City Has Trouble Attracting the Right Suitors
San Diego has long been a nice place to live. But being nice just isn’t enough to attract the corporations that can provide the jobs needed to keep San Diegans employed.
The city has always had problems wooing the right kind of businesses.
“We’re on a three-legged stool and every time someone knocks one of the legs we all fall down,” Mayor Charles Dial complained in 1955, refering to San Diego’s unhealthy economic dependence on the military, defense contractors and tourism.
In 1962, a Time magazine article titled “Bust Town?” suggested that San Diego, with a numbing 8.8% unemployment rate, faced “missile-age trouble” in the face of the military’s upcoming changeover from airplanes to missiles.
That kind of background led to the creation of the San Diego Economic Development Corp. on Nov. 10, 1965. The private, nonprofit corporation, financed by local firms and partly supported by the City of San Diego, was to “serve as the intermediary between a private company and city government (by) . . . promoting (available) industrial land, preparing land for development and coordinating the industrial growth of the county so that the business climate was benefited and not damaged by the increased growth.”
At the outset, though, EDC often duplicated development efforts by other civic organizations, primarily the Chamber of Commerce. A history written by EDC personnel admitted that the early and mid-1970s were “confusing to the EDC from an organizational view.” The EDC also warned that “high unemployment and economic stagnation were choking San Diego’s once-bright future.”
Some of the internal confusion died down in 1974 when the chamber’s economic development operations were merged into EDC’s activities. But the first half of the 1970s were rough on San Diego. Unemployment rates soared above 11%. While the population grew at a 2.6% annual rate, manufacturing growth averaged less than 1% annually.
In the grim environment of 1978, EDC unveiled “Operation Bootstrap,” a marketing strategy that continued through 1979 and set the tone for following years. During that time EDC helped 11 companies to expand or relocate plants within the region.
In 1979, EDC Executive Director Richard Davis announced EDC’s goal of adding 3,000 jobs per year to the local economy--a goal that is still viable, said EDC President Daniel O. Pegg during a press conference last week. In a bit of bravado, Davis declared that “San Diego will continue to benefit from other cities’ errors in management and industry. The ‘80s will mark an evolution in our local economy which will fuel employment while placing San Diego firmly on the national map as a business leader.”

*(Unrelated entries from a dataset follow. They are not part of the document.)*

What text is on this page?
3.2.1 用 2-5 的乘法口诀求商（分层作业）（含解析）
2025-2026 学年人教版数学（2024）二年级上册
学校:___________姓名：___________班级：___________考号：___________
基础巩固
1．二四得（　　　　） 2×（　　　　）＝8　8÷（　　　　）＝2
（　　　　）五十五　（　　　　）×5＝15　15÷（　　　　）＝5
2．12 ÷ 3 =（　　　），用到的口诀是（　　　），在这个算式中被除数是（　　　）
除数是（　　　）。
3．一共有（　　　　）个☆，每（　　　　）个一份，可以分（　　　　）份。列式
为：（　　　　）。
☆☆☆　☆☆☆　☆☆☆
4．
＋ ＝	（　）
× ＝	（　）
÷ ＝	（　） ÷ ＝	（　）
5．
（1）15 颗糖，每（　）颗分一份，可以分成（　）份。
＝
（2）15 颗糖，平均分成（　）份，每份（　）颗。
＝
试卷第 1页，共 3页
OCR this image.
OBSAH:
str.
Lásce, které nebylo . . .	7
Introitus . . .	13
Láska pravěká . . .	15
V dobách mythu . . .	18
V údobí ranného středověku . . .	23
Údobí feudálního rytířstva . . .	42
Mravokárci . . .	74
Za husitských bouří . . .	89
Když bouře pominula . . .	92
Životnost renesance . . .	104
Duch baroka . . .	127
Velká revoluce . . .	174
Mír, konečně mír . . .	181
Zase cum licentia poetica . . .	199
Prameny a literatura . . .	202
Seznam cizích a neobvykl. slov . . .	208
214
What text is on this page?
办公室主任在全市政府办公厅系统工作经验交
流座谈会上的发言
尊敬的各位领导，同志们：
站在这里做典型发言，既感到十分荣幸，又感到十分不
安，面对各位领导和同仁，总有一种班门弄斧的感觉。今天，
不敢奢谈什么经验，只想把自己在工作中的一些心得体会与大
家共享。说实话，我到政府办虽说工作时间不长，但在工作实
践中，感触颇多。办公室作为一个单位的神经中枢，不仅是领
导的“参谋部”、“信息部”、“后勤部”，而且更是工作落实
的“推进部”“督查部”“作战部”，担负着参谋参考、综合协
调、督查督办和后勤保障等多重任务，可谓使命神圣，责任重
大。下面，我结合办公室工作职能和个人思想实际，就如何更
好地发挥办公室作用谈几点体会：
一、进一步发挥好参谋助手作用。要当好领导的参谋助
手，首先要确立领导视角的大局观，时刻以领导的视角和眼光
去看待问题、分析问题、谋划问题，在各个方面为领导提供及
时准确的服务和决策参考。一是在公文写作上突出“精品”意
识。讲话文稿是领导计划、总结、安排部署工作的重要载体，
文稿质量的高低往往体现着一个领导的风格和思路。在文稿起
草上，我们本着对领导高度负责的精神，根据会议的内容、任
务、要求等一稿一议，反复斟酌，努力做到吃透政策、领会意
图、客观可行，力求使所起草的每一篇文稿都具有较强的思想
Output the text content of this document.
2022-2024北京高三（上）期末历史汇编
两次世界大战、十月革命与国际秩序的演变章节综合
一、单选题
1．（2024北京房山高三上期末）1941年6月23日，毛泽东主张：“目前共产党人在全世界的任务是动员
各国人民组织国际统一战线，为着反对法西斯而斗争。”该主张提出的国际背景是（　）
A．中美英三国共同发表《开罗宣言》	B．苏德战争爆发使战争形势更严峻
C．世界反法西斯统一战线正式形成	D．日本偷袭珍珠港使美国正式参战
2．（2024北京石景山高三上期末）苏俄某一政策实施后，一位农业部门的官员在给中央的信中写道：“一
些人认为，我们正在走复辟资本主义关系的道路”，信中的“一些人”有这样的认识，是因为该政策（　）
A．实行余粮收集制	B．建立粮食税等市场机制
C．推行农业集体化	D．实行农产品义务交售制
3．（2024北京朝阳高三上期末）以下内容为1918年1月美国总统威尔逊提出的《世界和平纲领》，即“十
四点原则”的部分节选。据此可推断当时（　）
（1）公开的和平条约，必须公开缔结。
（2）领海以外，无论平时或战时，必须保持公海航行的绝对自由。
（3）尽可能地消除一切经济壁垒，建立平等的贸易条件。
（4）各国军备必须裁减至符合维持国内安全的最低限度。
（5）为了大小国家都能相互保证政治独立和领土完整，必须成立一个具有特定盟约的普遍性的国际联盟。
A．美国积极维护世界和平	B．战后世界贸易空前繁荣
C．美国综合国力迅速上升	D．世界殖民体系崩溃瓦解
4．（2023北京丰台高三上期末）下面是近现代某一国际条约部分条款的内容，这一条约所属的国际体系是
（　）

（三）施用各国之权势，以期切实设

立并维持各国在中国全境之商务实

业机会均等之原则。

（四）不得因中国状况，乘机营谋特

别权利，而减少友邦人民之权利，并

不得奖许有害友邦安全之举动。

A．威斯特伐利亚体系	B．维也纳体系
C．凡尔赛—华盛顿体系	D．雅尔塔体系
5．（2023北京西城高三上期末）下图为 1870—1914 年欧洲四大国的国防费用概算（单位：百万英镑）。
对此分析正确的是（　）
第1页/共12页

But getting San Diego on the national map meant replacing the city’s “non-image” as a place to do business. Davis candidly remarked that the region “generally connoted a nice place to vacation.”
In contrast, “Operation Bootstrap” boasted that “San Diego is zoned for business.”
By 1980, EDC had an operating budget of $500,000 in private and public funds. Private-sector support increased from 65 members (providing $65,000) in 1977 to more than 100 members (providing about $200,000) in 1980. Unemployment was pared back to 6.7% and the EDC claimed to have “assisted directly or indirectly in the annual average creation of over 10,000 jobs since 1977.”
In 1981, John Brown, who once was chief executive officer of Hewlett-Packard’s Japanese operations, became EDC’s executive director. Brown, aware that the go-go days of the late 1970s and early 1980s were gone, restated EDC’s goals: to compete for Northern California’s Silicon Valley businesses and to expand the city’s recruiting efforts in Japan.
Those goals remain pretty much the same. “San Diego is going through a stage in its development where we are not very competitive” with other regions pushing for new development, Pegg admitted last week. California’s unitary tax, water worries, the high cost of housing and land, and the impracticalities of manufacturing and assembling products in the region are hurting San Diego’s bid for the so-called “sunrise” industries, Pegg said.
While it can’t change many of the negative factors, EDC is concentrating on “some of the other amenities people look to that we can influence.” Pegg said EDC is focusing on bettering the relationships between industry and university research and development operations; fostering more contact between small businesses and the region’s venture capital sources, and promoting the twin plant, or maquilladora, concept, in which parts made in the United States are assembled into finished products in Mexico.
“In a few years our competitive posture will be enhanced,” Pegg said.